Der Anwalt von SUTISS ging sogar noch weiter: "Am 14. März, genau zum Todestag von Karl Marx, während Präsident Chávez über Marx und das Proletariat sprach, griff die Nationalgarde, welche unter dem Kommando des Präsidenten steht, ArbeiterInnenproteste an. Sogar beim Streik von 1971, den ich als Jura-Student unterstützte, hatte ich nicht solche Repression erlebt… Die Bourgeoisie, auch wenn sie sich das Etikett "Sozialist" aufklebt, muss die ArbeiterInnenklasse unterdrücken."

Es war die Kommunistische Partei Venezuelas (PCV) welche eine gewisse Verteidigung für die Handlungen der Regierung vorbrachte. Der erste Vertreter der PCV, der sprach, erklärte, dass der Kampf bei SIDOR "der Funke sein soll, der Venezuela entfacht" und dass die Polizeirepression daher kommt, weil der "venezolanische Staat tatsächlich ein Staat im Dienste der Bourgeoisie ist. Wir müssen ihn zerschlagen und eine Volksmacht aufbauen!" Aber zugleich sagte er auch, dass der Sieg der SIDORistas und die Zerschlagung des Staats "Seite an Seite mit der bolivarischen Regierung", also der Führung des Staats, der die ArbeiterInnen unterdrückt, stattfinden muss.

Der Generalsekretär der PCV, Oscar Figuera, kam ganz am Ende der Versammlung und versuchte in seiner 45-minütigen Rede die Unzufriedenheit mit Chávez abzumildern. Er erklärte, dass der "Hauptfeind nicht die Regierung sei, sondern die multinationalen Konzerne" und "wir müssen den Hauptfeind ausmachen, um Verbündete gewinnen zu können, wir können die Regierung nicht mit zu viel Kritik vertreiben." An dieser Stelle wurde er allerdings von wütenden ArbeiterInnen unterbrochen, die einwarfen: "Aber die verteidigen den Kapitalismus!"

Die Versammlung für die Unterstützung des Kampfes bei SIDOR war nur ein Ausdruck der steigenden Entfremdung zwischen der Regierung Chávez und den venezolanischen ArbeiterInnen. Nach neun Jahren an der Macht hat Chávez` "Bolivarische Revolution" keine fundamentalen Veränderungen der Ökonomie gebracht. Das tägliche Leben der venezolanischen ArbeiterInnen ist noch immer "wilder Kapitalismus". Viele der AktivistInnen sehen den Kampf bei SIDOR als einen möglichen Wendepunkt – wenn die ArbeiterInnenklasse eine unabhängige Rolle in der venezolanischen Politik einnimmt.

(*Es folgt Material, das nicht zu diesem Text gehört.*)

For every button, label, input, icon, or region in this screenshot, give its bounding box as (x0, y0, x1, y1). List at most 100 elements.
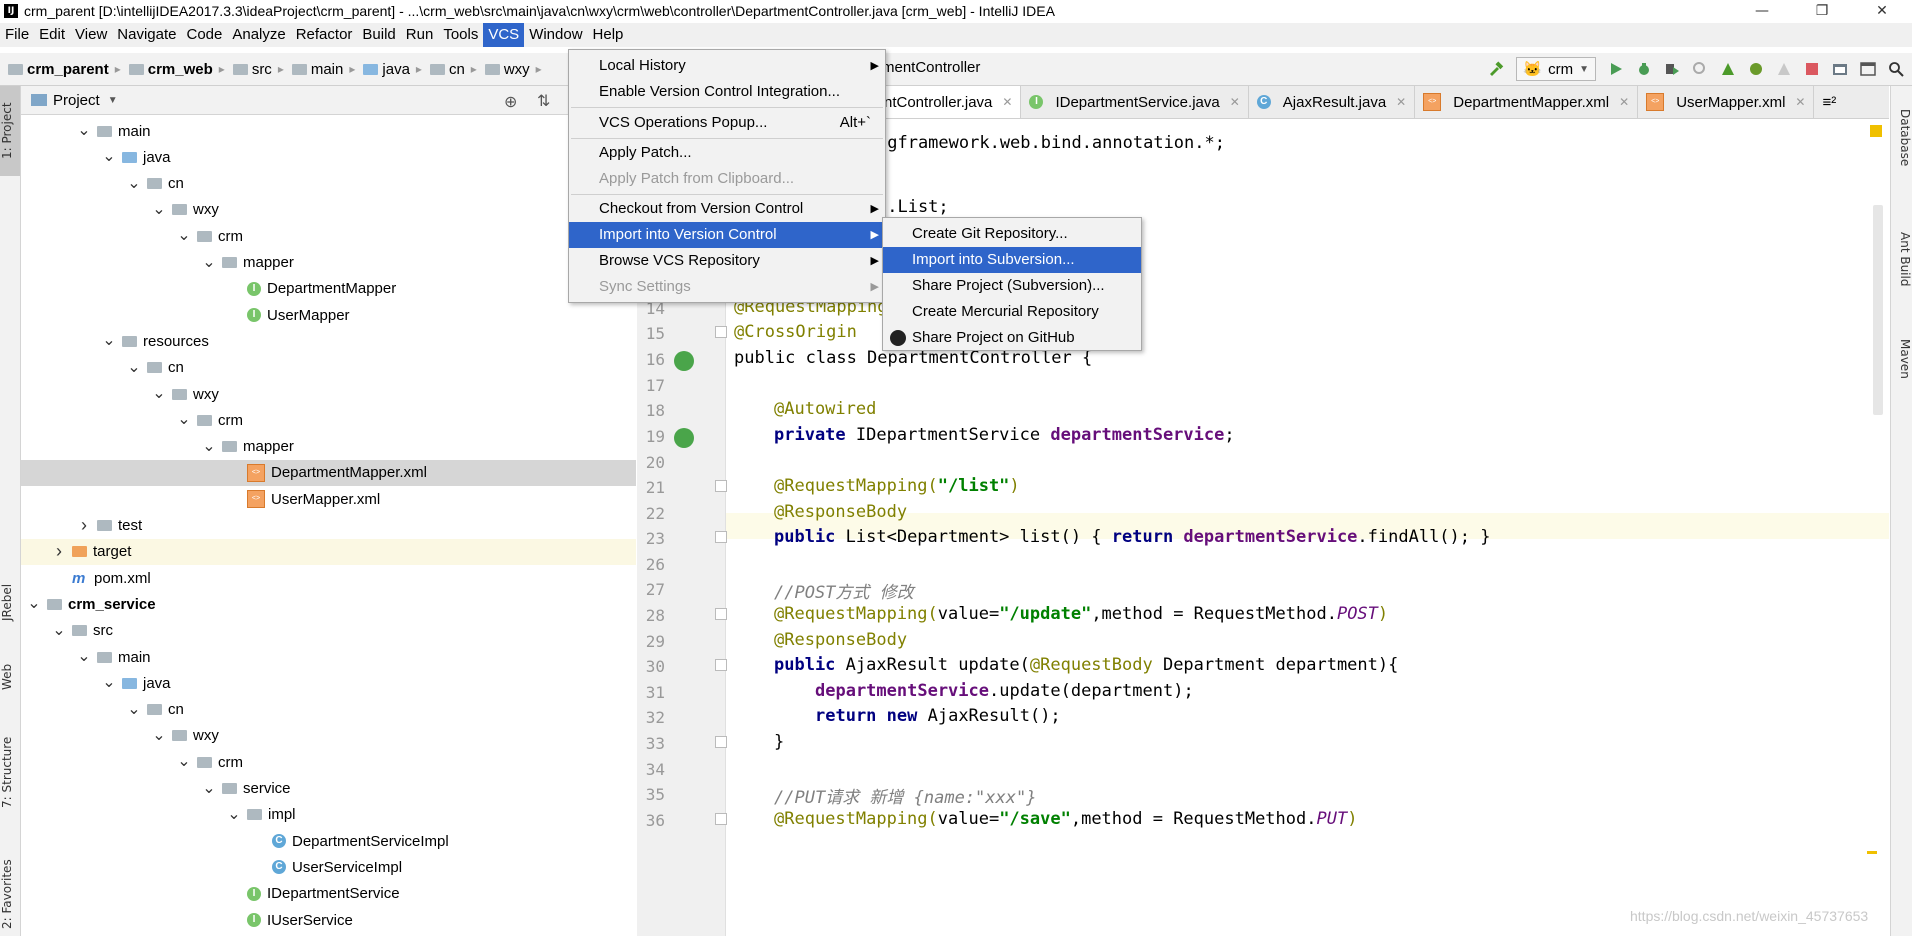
project-structure-icon[interactable] (1832, 61, 1848, 77)
fold-marker-icon[interactable] (715, 326, 727, 338)
expanded-arrow-icon[interactable]: ⌄ (152, 201, 166, 217)
expanded-arrow-icon[interactable]: ⌄ (177, 754, 191, 770)
expanded-arrow-icon[interactable]: ⌄ (27, 596, 41, 612)
breadcrumb-main[interactable]: main ▸ (291, 61, 355, 78)
tree-item[interactable]: › target (21, 538, 636, 565)
jrebel-debug-icon[interactable] (1748, 61, 1764, 77)
tree-item[interactable]: ⌄ crm (21, 749, 636, 775)
fold-marker-icon[interactable] (715, 480, 727, 492)
expanded-arrow-icon[interactable]: ⌄ (202, 254, 216, 270)
menu-refactor[interactable]: Refactor (291, 23, 358, 47)
tree-item[interactable]: ⌄ cn (21, 355, 636, 381)
run-configuration-select[interactable]: 🐱 crm ▼ (1516, 57, 1596, 81)
menu-item-vcs-operations-popup[interactable]: VCS Operations Popup... Alt+` (569, 110, 885, 136)
close-tab-icon[interactable]: ✕ (1230, 95, 1240, 109)
expanded-arrow-icon[interactable]: ⌄ (102, 675, 116, 691)
spring-bean-gutter-icon[interactable] (674, 351, 694, 371)
menu-window[interactable]: Window (524, 23, 587, 47)
tree-item[interactable]: ⌄ java (21, 144, 636, 170)
breadcrumb-cn[interactable]: cn ▸ (429, 61, 477, 78)
menu-view[interactable]: View (70, 23, 112, 47)
menu-build[interactable]: Build (357, 23, 400, 47)
menu-tools[interactable]: Tools (438, 23, 483, 47)
menu-file[interactable]: File (0, 23, 34, 47)
close-tab-icon[interactable]: ✕ (1002, 95, 1012, 109)
tree-item[interactable]: ⌄ main (21, 644, 636, 670)
menu-item-share-project-subversion[interactable]: Share Project (Subversion)... (883, 273, 1141, 299)
jrebel-disabled-icon[interactable] (1776, 61, 1792, 77)
tool-tab-ant-build[interactable]: Ant Build (1892, 214, 1912, 304)
tree-item[interactable]: › test (21, 513, 636, 539)
menu-item-share-on-github[interactable]: Share Project on GitHub (883, 325, 1141, 351)
menu-item-enable-vcs-integration[interactable]: Enable Version Control Integration... (569, 79, 885, 105)
menu-item-create-mercurial-repository[interactable]: Create Mercurial Repository (883, 299, 1141, 325)
breadcrumb-src[interactable]: src ▸ (232, 61, 284, 78)
breadcrumb-java[interactable]: java ▸ (363, 61, 422, 78)
expanded-arrow-icon[interactable]: ⌄ (102, 333, 116, 349)
expanded-arrow-icon[interactable]: ⌄ (152, 727, 166, 743)
tree-item[interactable]: ⌄ resources (21, 328, 636, 354)
menu-item-local-history[interactable]: Local History ▶ (569, 53, 885, 79)
menu-item-create-git-repository[interactable]: Create Git Repository... (883, 221, 1141, 247)
locate-icon[interactable]: ⊕ (504, 92, 517, 112)
menu-item-browse-vcs-repository[interactable]: Browse VCS Repository ▶ (569, 248, 885, 274)
tool-tab-database[interactable]: Database (1892, 98, 1912, 178)
search-icon[interactable] (1888, 61, 1904, 77)
close-tab-icon[interactable]: ✕ (1619, 95, 1629, 109)
tab-ajax-result[interactable]: C AjaxResult.java ✕ (1249, 86, 1416, 118)
breadcrumb-current-file[interactable]: mentController (882, 59, 980, 76)
breadcrumb-crm-web[interactable]: crm_web ▸ (128, 61, 225, 78)
expanded-arrow-icon[interactable]: ⌄ (77, 649, 91, 665)
menu-item-apply-patch[interactable]: Apply Patch... (569, 140, 885, 166)
fold-marker-icon[interactable] (715, 736, 727, 748)
tab-user-mapper-xml[interactable]: <> UserMapper.xml ✕ (1638, 86, 1815, 118)
tool-tab-jrebel[interactable]: JRebel (0, 572, 20, 632)
expanded-arrow-icon[interactable]: ⌄ (227, 806, 241, 822)
tree-item[interactable]: ⌄ impl (21, 802, 636, 828)
tree-item[interactable]: ⌄ wxy (21, 723, 636, 749)
expanded-arrow-icon[interactable]: ⌄ (127, 359, 141, 375)
expanded-arrow-icon[interactable]: ⌄ (177, 412, 191, 428)
tool-tab-structure[interactable]: 7: Structure (0, 722, 20, 822)
profile-icon[interactable] (1692, 61, 1708, 77)
collapsed-arrow-icon[interactable]: › (52, 541, 66, 562)
tree-item[interactable]: m pom.xml (21, 565, 636, 591)
tree-item[interactable]: ⌄ cn (21, 171, 636, 197)
tree-item[interactable]: C DepartmentServiceImpl (21, 828, 636, 854)
expanded-arrow-icon[interactable]: ⌄ (152, 386, 166, 402)
menu-edit[interactable]: Edit (34, 23, 70, 47)
fold-marker-icon[interactable] (715, 531, 727, 543)
coverage-icon[interactable] (1664, 61, 1680, 77)
expanded-arrow-icon[interactable]: ⌄ (127, 175, 141, 191)
run-icon[interactable] (1608, 61, 1624, 77)
expanded-arrow-icon[interactable]: ⌄ (102, 149, 116, 165)
fold-marker-icon[interactable] (715, 659, 727, 671)
tree-item[interactable]: ⌄ src (21, 618, 636, 644)
expanded-arrow-icon[interactable]: ⌄ (177, 228, 191, 244)
menu-run[interactable]: Run (401, 23, 439, 47)
menu-item-checkout[interactable]: Checkout from Version Control ▶ (569, 196, 885, 222)
stop-icon[interactable] (1804, 61, 1820, 77)
close-tab-icon[interactable]: ✕ (1396, 95, 1406, 109)
menu-navigate[interactable]: Navigate (112, 23, 181, 47)
autowired-gutter-icon[interactable] (674, 428, 694, 448)
maximize-button[interactable]: ❐ (1792, 0, 1852, 22)
expanded-arrow-icon[interactable]: ⌄ (52, 622, 66, 638)
tree-item[interactable]: ⌄ crm (21, 407, 636, 433)
expanded-arrow-icon[interactable]: ⌄ (202, 780, 216, 796)
collapse-icon[interactable]: ⇅ (537, 91, 550, 111)
tab-overflow-button[interactable]: ≡² (1814, 86, 1844, 118)
jrebel-run-icon[interactable] (1720, 61, 1736, 77)
menu-help[interactable]: Help (588, 23, 629, 47)
warning-marker[interactable] (1867, 851, 1877, 854)
close-tab-icon[interactable]: ✕ (1795, 95, 1805, 109)
menu-item-import-into-subversion[interactable]: Import into Subversion... (883, 247, 1141, 273)
tree-item[interactable]: ⌄ service (21, 776, 636, 802)
sdk-window-icon[interactable] (1860, 61, 1876, 77)
collapsed-arrow-icon[interactable]: › (77, 515, 91, 536)
expanded-arrow-icon[interactable]: ⌄ (202, 438, 216, 454)
inspection-status-icon[interactable] (1870, 125, 1882, 137)
tool-tab-maven[interactable]: Maven (1892, 324, 1912, 394)
tree-item[interactable]: ⌄ mapper (21, 250, 636, 276)
tree-item[interactable]: ⌄ wxy (21, 381, 636, 407)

Orlando Chirino, ein landesweiter Koordinator der UNT [Anm.: und sehr bekannter Gewerkschafter, der sich in trotzkistischer Tradition sieht], meinte "wenn die SIDOR-ArbeiterInnen gewinnen, wird der arbeiterInnenfeindliche Arbeitsminister in wenigen Minuten stürzen. Wenn die SIDOR-ArbeiterInnen gewinnen, werden die ArbeiterInnen im Staatssektor ihren Kampf gewinnen. Wenn die SIDOR-ArbeiterInnen gewinnen, werden wir der Kampf für Gewerkschaftsunabhängigkeit gewinnen." In diesem Geist verabschiedete die Versammlung eine Resolution, in der die Gründung eines Solidaritätskomitees beschlossen und der Präsident zu einer Stellungnahme zur Repression vom 14. März aufgefordert wurde.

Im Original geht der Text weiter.